Blockade des Bauern e6 darf nicht aufgehoben werden.})28.Rxd1 Qf6
29.Rd7! {Alle Versuche von Schwarz waren nutzlos; dieser elegante Zug bricht die Blockade trotzdem.}

Bxd7 30.exd7+ Kf8 {Auch auf Kh8 ginge Dd5.}31.Qd5 {Und das Matt auf g8 ist unabwendbar. Schwarz gab auf. Eine sehr abgerundete ästhetische Leistung Carlsens.} 1-0
Kellerdrache - 03. Apr '16
Manchmal kann Schach sehr einfach aussehen, so wie hier. Wäre diese Partie der Maßstab für einen Sizilianer würde das vermutlich niemand mehr spielen. So wenig Gegenspiel des Unterlegenen gibt es bei Großmeistern selten.
Ponomarov macht ein paar strategische Fehler wie 10...Se5 und 17...d5 was gegen einen Carlsen in so einer Stellung schon tödlich ist.
Wer meint das wäre doch alles sehr einfach gewesen kann ja mal versuchen denselben Aufbau in einer seiner Partien zu spielen.

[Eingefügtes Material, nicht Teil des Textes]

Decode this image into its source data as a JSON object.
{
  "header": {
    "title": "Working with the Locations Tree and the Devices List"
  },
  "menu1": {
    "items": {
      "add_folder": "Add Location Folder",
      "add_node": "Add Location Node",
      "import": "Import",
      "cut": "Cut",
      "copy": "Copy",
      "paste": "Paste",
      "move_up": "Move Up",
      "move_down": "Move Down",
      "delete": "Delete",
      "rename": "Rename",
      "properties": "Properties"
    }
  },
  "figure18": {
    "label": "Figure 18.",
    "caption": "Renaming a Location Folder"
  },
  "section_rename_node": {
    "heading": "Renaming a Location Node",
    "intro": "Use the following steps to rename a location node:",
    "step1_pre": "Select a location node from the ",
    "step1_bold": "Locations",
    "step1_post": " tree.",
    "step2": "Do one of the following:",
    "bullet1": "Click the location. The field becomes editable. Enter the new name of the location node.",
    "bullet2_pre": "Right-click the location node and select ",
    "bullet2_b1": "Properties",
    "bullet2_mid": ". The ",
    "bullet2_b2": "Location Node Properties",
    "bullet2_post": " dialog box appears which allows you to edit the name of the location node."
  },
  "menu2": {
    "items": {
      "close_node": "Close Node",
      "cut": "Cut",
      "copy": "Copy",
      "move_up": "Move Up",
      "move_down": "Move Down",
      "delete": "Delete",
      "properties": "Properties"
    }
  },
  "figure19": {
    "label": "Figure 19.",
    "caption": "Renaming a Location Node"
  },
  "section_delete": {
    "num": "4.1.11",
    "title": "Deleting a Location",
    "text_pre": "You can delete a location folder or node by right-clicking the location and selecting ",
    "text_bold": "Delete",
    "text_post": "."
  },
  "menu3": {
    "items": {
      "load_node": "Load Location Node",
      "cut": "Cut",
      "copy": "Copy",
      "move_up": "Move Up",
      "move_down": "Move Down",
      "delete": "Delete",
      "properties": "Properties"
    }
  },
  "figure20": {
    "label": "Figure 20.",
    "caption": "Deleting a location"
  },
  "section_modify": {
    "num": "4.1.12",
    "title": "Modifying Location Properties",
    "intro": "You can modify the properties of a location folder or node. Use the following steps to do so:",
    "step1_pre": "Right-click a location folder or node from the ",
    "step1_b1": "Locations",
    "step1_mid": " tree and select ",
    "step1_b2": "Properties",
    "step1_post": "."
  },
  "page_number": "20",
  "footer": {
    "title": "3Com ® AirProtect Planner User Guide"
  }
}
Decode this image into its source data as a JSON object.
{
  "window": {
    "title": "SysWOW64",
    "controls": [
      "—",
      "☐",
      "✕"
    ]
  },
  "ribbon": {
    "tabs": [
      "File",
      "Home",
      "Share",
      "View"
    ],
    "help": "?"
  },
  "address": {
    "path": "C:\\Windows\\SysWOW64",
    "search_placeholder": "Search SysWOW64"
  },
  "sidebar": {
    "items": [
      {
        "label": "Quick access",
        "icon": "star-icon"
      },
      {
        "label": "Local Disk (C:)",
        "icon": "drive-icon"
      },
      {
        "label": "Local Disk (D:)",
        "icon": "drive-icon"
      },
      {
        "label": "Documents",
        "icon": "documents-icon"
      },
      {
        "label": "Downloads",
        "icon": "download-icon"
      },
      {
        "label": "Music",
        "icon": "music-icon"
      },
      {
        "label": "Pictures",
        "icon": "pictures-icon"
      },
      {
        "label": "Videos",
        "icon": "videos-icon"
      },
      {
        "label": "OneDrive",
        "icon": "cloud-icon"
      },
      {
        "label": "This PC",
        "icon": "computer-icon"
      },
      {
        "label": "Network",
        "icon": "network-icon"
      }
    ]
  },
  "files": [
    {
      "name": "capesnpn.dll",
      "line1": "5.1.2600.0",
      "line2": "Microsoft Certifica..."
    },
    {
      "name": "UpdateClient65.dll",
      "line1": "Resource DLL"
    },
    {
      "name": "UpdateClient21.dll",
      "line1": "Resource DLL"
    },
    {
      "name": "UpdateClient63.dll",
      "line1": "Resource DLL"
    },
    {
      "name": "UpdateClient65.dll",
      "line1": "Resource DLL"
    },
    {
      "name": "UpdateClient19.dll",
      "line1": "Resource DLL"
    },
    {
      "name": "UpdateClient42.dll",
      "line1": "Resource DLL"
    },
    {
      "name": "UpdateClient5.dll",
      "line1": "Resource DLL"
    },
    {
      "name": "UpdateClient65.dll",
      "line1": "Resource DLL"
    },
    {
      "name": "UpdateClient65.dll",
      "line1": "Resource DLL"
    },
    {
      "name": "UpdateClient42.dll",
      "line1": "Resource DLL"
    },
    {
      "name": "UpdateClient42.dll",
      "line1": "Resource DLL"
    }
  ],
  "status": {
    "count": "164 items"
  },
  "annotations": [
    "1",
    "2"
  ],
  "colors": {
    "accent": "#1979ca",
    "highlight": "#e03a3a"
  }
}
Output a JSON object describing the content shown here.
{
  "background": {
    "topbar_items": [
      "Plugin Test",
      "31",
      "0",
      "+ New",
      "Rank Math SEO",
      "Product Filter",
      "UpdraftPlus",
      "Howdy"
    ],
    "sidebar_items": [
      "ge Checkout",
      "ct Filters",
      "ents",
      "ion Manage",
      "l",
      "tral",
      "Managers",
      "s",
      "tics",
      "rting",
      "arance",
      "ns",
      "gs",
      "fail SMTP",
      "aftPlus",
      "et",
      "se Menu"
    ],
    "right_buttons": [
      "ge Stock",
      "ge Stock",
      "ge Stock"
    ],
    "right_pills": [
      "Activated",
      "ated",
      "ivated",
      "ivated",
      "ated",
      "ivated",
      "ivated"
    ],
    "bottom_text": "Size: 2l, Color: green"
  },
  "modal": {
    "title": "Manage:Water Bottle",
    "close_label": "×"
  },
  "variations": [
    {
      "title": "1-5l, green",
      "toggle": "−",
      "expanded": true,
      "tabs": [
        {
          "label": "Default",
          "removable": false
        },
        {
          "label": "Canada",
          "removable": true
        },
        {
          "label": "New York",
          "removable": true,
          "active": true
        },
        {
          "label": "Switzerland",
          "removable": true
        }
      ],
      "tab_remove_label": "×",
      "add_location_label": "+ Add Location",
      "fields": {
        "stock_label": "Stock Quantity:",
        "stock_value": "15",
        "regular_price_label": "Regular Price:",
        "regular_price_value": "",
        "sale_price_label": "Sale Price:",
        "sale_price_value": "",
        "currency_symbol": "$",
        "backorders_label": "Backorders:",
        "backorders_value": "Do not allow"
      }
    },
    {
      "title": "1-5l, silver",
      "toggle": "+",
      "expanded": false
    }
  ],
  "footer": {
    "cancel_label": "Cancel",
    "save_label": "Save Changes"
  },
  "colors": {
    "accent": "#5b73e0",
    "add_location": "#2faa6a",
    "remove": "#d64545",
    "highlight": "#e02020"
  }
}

Er wird sich wundern wie schnell er den Faden verliert wenn der Gegner irgendwo abweicht.
Vabanque - 04. Apr '16
Normalerweise bevorzuge ich ja wirklich die Spieler mit einem komplizierten Stil, wie etwa Tal, Bronstein, Shirov, Aronian, Polgar, Morozevich.
Aber auf der anderen Seite üben Partien wie obige, in denen alles so einfach scheint und sich so wunderbar elegant zusammenfügt, auf mich auch einen unwiderstehlichen Reiz aus.
Du hast Recht, man meint irgendwie, das müsste man doch auch so hinkriegen, und weiß gleichzeitig, dass es unmöglich ist, dass nämlich in der scheinbaren Einfachheit die allerhöchste Schachkunst liegt.